1982 Harry H. Goode Memorial Award
"In recognition of his contributions in pattern recognition and its applications, and his leadership in education in information processing"
Professor Fu, a native of China, received degrees from the National Taiwan University and the University of Toronto. In 1959, he received his Ph.D. from the University of Illinois. After holding positions at Seattle University and the Boeing Airplane Company, he came to Purdue University in 1960 as Assistant Professor of Electrical Engineering. He was rapidly promoted to Associate Professor, then Professor, and in 1975 he was named the W. M. Goss Distinguished Professor of Electrical Engineering. Internationally recognized in the engineering disciplines of pattern recognition, image processing, and artificial intelligence, Prof. Fu made milestone contributions in both basic and applied research. He was often termed the father of automatic pattern recognition and was responsible for contributing a deep theoretical foundation to the area by pointing out the basic similarity between recognizing the patterns in pictures or other data and recognizing the patterns in an English sentence.
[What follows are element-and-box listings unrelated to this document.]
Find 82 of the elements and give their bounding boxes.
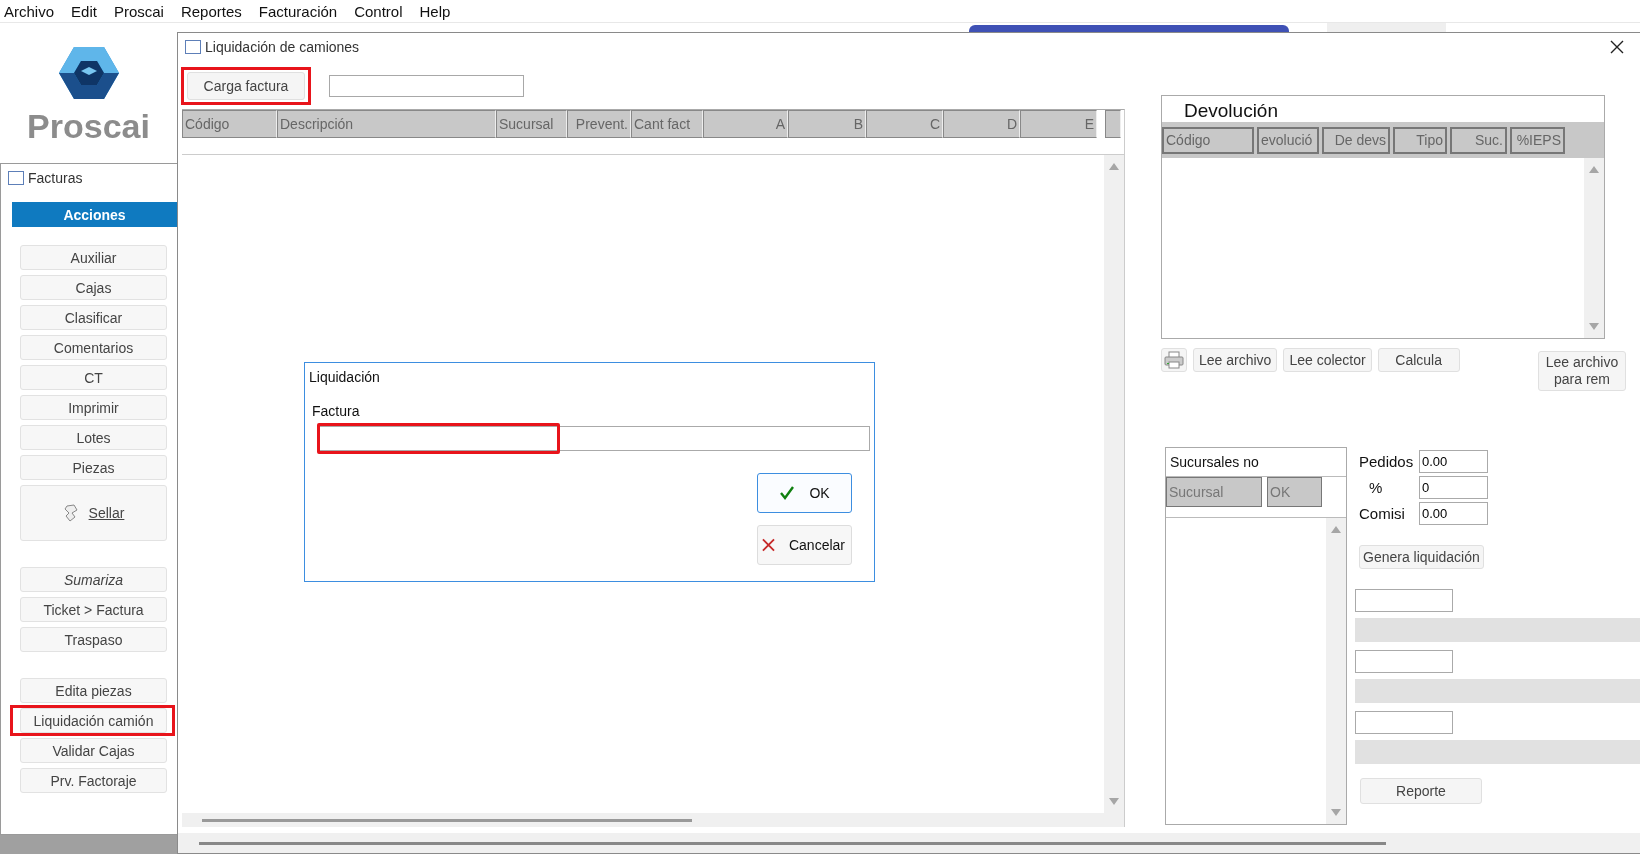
menu-item[interactable]: Archivo: [0, 2, 62, 20]
column-header[interactable]: Código: [1162, 126, 1254, 154]
ok-button[interactable]: OK: [757, 473, 852, 513]
vertical-scrollbar[interactable]: [1326, 518, 1346, 824]
input-field[interactable]: [329, 75, 524, 97]
action-button[interactable]: Cajas: [20, 275, 167, 300]
horizontal-scrollbar[interactable]: [199, 841, 1386, 845]
logo-text: Proscai: [27, 107, 150, 145]
field-label: Comisi: [1358, 505, 1406, 522]
action-button[interactable]: Liquidación camión: [20, 708, 167, 733]
field-label: %: [1368, 479, 1384, 496]
close-icon: [762, 538, 775, 552]
menu-item[interactable]: Help: [415, 2, 458, 20]
column-header[interactable]: evolució: [1257, 126, 1319, 154]
column-header[interactable]: Código: [182, 110, 277, 138]
action-button[interactable]: Clasificar: [20, 305, 167, 330]
menu-item[interactable]: Edit: [67, 2, 104, 20]
action-button[interactable]: Piezas: [20, 455, 167, 480]
panel-title: Devolución: [1183, 99, 1279, 122]
column-header[interactable]: [1105, 110, 1121, 138]
logo-icon: [58, 45, 119, 101]
column-header[interactable]: Descripción: [277, 110, 496, 138]
scroll-up-icon: [1331, 526, 1341, 533]
menu-item[interactable]: Reportes: [176, 2, 249, 20]
input-field[interactable]: [1355, 711, 1453, 734]
dialog-title: Liquidación: [309, 369, 381, 387]
column-header[interactable]: Sucursal: [496, 110, 567, 138]
action-button[interactable]: Lee archivo: [1193, 348, 1278, 372]
print-button[interactable]: [1161, 348, 1187, 372]
action-button[interactable]: Imprimir: [20, 395, 167, 420]
horizontal-scrollbar[interactable]: [202, 818, 692, 822]
action-button[interactable]: Edita piezas: [20, 678, 167, 703]
column-header[interactable]: C: [866, 110, 943, 138]
input-field[interactable]: 0.00: [1419, 502, 1488, 525]
vertical-scrollbar[interactable]: [1104, 155, 1124, 813]
input-field[interactable]: 0.00: [1419, 450, 1488, 473]
action-button[interactable]: Sumariza: [20, 567, 167, 592]
invoice-field[interactable]: [317, 426, 870, 451]
generate-button[interactable]: Genera liquidación: [1359, 545, 1484, 569]
input-field[interactable]: 0: [1419, 476, 1488, 499]
column-header[interactable]: %IEPS: [1510, 126, 1565, 154]
panel-title: Facturas: [28, 170, 83, 186]
field-label: Pedidos: [1358, 453, 1415, 470]
action-button[interactable]: Comentarios: [20, 335, 167, 360]
input-field[interactable]: [1355, 650, 1453, 673]
window-icon: [185, 40, 201, 54]
column-header[interactable]: Suc.: [1450, 126, 1507, 154]
action-button[interactable]: Sellar: [20, 485, 167, 541]
action-button[interactable]: Lotes: [20, 425, 167, 450]
action-button[interactable]: Auxiliar: [20, 245, 167, 270]
vertical-scrollbar[interactable]: [1584, 158, 1604, 338]
window-icon: [8, 171, 24, 185]
scroll-down-icon: [1331, 809, 1341, 816]
cancel-button[interactable]: Cancelar: [757, 525, 852, 565]
close-icon: [1610, 40, 1624, 54]
action-button[interactable]: Calcula: [1377, 348, 1460, 372]
printer-icon: [1164, 351, 1184, 369]
action-button[interactable]: Traspaso: [20, 627, 167, 652]
load-invoice-button[interactable]: Carga factura: [187, 72, 305, 100]
action-button[interactable]: Ticket > Factura: [20, 597, 167, 622]
menu-item[interactable]: Proscai: [109, 2, 171, 20]
action-button[interactable]: Validar Cajas: [20, 738, 167, 763]
report-button[interactable]: Reporte: [1360, 778, 1482, 804]
check-icon: [779, 485, 796, 501]
action-button[interactable]: CT: [20, 365, 167, 390]
action-button[interactable]: Lee colector: [1283, 348, 1372, 372]
section-header: Acciones: [12, 202, 177, 227]
scroll-up-icon: [1109, 163, 1119, 170]
input-field[interactable]: [1355, 589, 1453, 612]
column-header[interactable]: De devs: [1322, 126, 1390, 154]
column-header[interactable]: Cant fact: [631, 110, 703, 138]
column-header[interactable]: D: [943, 110, 1020, 138]
stamp-icon: [62, 504, 79, 522]
window-title: Liquidación de camiones: [205, 39, 361, 55]
menu-item[interactable]: Control: [350, 2, 410, 20]
scroll-down-icon: [1589, 323, 1599, 330]
scroll-down-icon: [1109, 798, 1119, 805]
action-button[interactable]: Prv. Factoraje: [20, 768, 167, 793]
action-button[interactable]: Lee archivo para rem: [1538, 351, 1626, 391]
field-label: Factura: [311, 403, 361, 419]
scroll-up-icon: [1589, 166, 1599, 173]
menu-item[interactable]: Facturación: [254, 2, 345, 20]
Building on this idea, he formulated the concept of a grammar for patterns, which led to the area of syntactic and semantic pattern recognition.
Through his contributions and tireless and unselfish devotion to professional activities, he contributed in many ways to the IEEE Geoscience and Remote Sensing Society, as evidenced by his willingness to serve as Associate Editor of the TRANSACTIONS. He was associated with the founding of the Laboratory for Applications of Remote Sensing (LARS) at Purdue University, and many of his contributions and those of his students are now routinely used in the analysis of remotely sensed image data. Dr. Fu wrote four books and more than 400 scholarly papers. He taught and inspired 75 Ph.D. candidates. Among his many honors, he was elected to membership in the National Academy of Engineering in 1976, received the Senior Research Award of the American Society for Engineering Education in 1981, and was awarded the IEEE's Education Medal in 1982. He was a Fellow of the IEEE, a 1971 Guggenheim Fellow, and a member of the Sigma Xi, Eta Kappa Nu, and Tau Beta Pi honorary societies. Moreover, he was the founding president of the International Association for Pattern Recognition, the founding Editor-In-Chief of the IEEE TRANSACTIONS ON PATTERN ANALYSIS AND MACHINE INTELLIGENCE, and the Editor-In-Chief or Editor of seven leading scholarly journals. Surviving are his wife, Viola; two sons, Francis, of Columbus, Ohio, and Thomas, a student at Purdue; a daughter, June, a student at Northwestern University, and three brothers, Tse-Sun Fu, Run-Sun Fu, and Yuen-Sun Fu.